Suite à cette alerte, Générations Futures soutient et salue la position de l’Anses appelant à rendre disponible les données relatives à l’utilisation des pesticides. Toutefois, sur les autres points, nous appelons à des mesures plus fortes que celles proposées par l’Anses :
- Tous les produits (phytopharmaceutiques biocides ou vétérinaires) à base de deltaméthrine et plus généralement à base d’une substance pyréthrinoïdes doivent être retirés du marché dans un délai court, même si la part de l’exposition attribuée aux différents usages n’est pas encore bien connue.
- Les autorisations de mise sur le marché des produits à base de 2,4-D doivent être ré-évalués à la lumière du “signal validé” mis en évidence par le GT. La réalisation d’une fiche de phytopharmacovgilance, bien que nécessaire, est à elle seule insuffisante.
- Concernant le glyphosate, Générations Futures prend acte de la position de l’Anses, inchangée qui continue d’affirmer que toutes les connaissances disponibles sur cette substance ont été prises en compte dans l’évaluation. Le dossier est maintenant entre les mains de la justice européenne.
- Enfin, de manière générale et pour appuyer la recommandation de l’Anses de limiter l’usage des pesticides “au strict nécessaire”, nous continuons de demander l’utilisation d’un indicateur d’usage pertinent, le NODU, dans le cadre du plan Ecophyto
« Si nous saluons le travail mené par le groupe de travail phytopharmacovigilance de l’Anses, nous regrettons que certaines mesures fortes ne soient pas reprises par l’Agence. Alors que les alertes sont nombreuses, on ne peut plus se contenter d’alertes sans mesures concrètes et rapides. » déclare Pauline Cervan, toxicologue chez Générations Futures. « Le cas des pyréthrinoïdes est particulièrement emblématique. Les données scientifiques sont désormais irréfutables quant à leurs effets néfastes sur le développement neurologique. La vulnérabilité spécifique pendant la grossesse est particulièrement alarmante : même à faibles doses, ces substances perturbent des mécanismes biologiques cruciaux pour le développement cérébral de l’enfant. L’exposition simultanée par voies multiples – alimentaire, domestique et environnementale – aggrave considérablement ces risques et rend indispensable leur interdiction immédiate. » conclut-elle.

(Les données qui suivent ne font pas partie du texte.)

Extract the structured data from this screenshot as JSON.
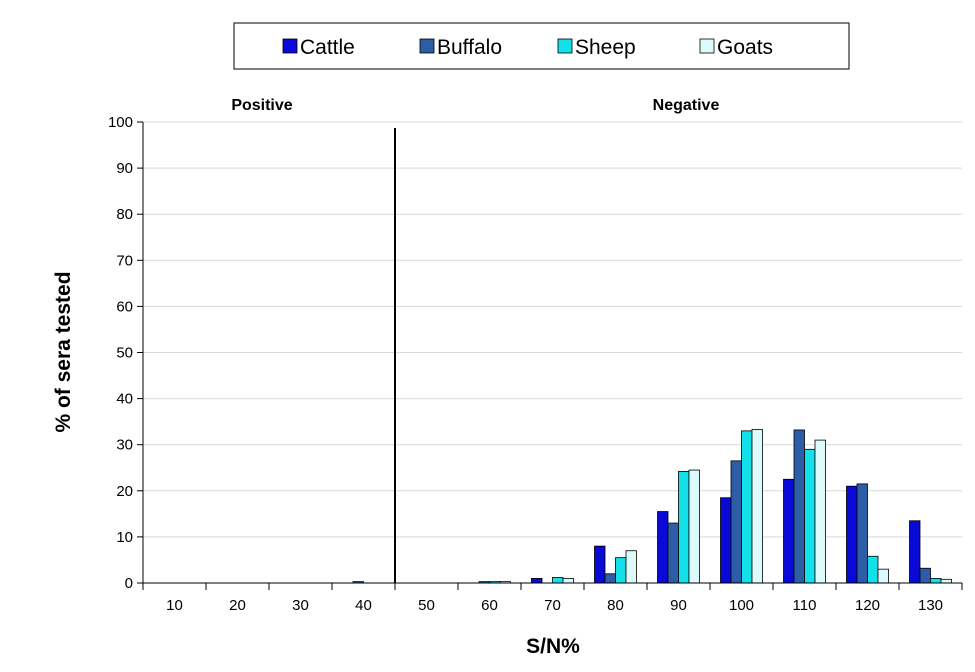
{
  "chart_data": {
    "type": "bar",
    "title": "",
    "xlabel": "S/N%",
    "ylabel": "% of sera tested",
    "ylim": [
      0,
      100
    ],
    "yticks": [
      0,
      10,
      20,
      30,
      40,
      50,
      60,
      70,
      80,
      90,
      100
    ],
    "grid": true,
    "legend_position": "top-center",
    "categories": [
      "10",
      "20",
      "30",
      "40",
      "50",
      "60",
      "70",
      "80",
      "90",
      "100",
      "110",
      "120",
      "130"
    ],
    "cutoff": {
      "between": [
        "40",
        "50"
      ],
      "left_label": "Positive",
      "right_label": "Negative"
    },
    "series": [
      {
        "name": "Cattle",
        "color": "#0a0ad6",
        "values": [
          0,
          0,
          0,
          0,
          0,
          0,
          1,
          8,
          15.5,
          18.5,
          22.5,
          21,
          13.5
        ]
      },
      {
        "name": "Buffalo",
        "color": "#2e5da8",
        "values": [
          0,
          0,
          0,
          0.3,
          0,
          0.3,
          0,
          2,
          13,
          26.5,
          33.2,
          21.5,
          3.2
        ]
      },
      {
        "name": "Sheep",
        "color": "#14e0ea",
        "values": [
          0,
          0,
          0,
          0,
          0,
          0.3,
          1.2,
          5.5,
          24.2,
          33,
          29,
          5.8,
          1
        ]
      },
      {
        "name": "Goats",
        "color": "#ddfbfb",
        "values": [
          0,
          0,
          0,
          0,
          0,
          0.3,
          1,
          7,
          24.5,
          33.3,
          31,
          3,
          0.8
        ]
      }
    ]
  }
}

« Ce rapport souligne cruellement l’écart persistant entre les connaissances scientifiques indépendantes et les décisions réglementaires prises en matière de pesticides. Tant que les autorités n’appliqueront pas pleinement le principe de précaution, la santé des populations restera menacée. » déclare François Veillerette, porte-parole de Générations Futures. « À l’heure où certains cherchent à démanteler toute ambition réelle de réduction des pesticides et militent pour le retour de substances dangereuses, comme dans la proposition de loi Duplomb qui sera débattue fin mai à l’Assemblée nationale, ce rapport d’experts doit servir de boussole à nos décideurs et les convaincre de s’opposer fermement à tout affaiblissement de la réglementation sur les pesticides. » conclut-il.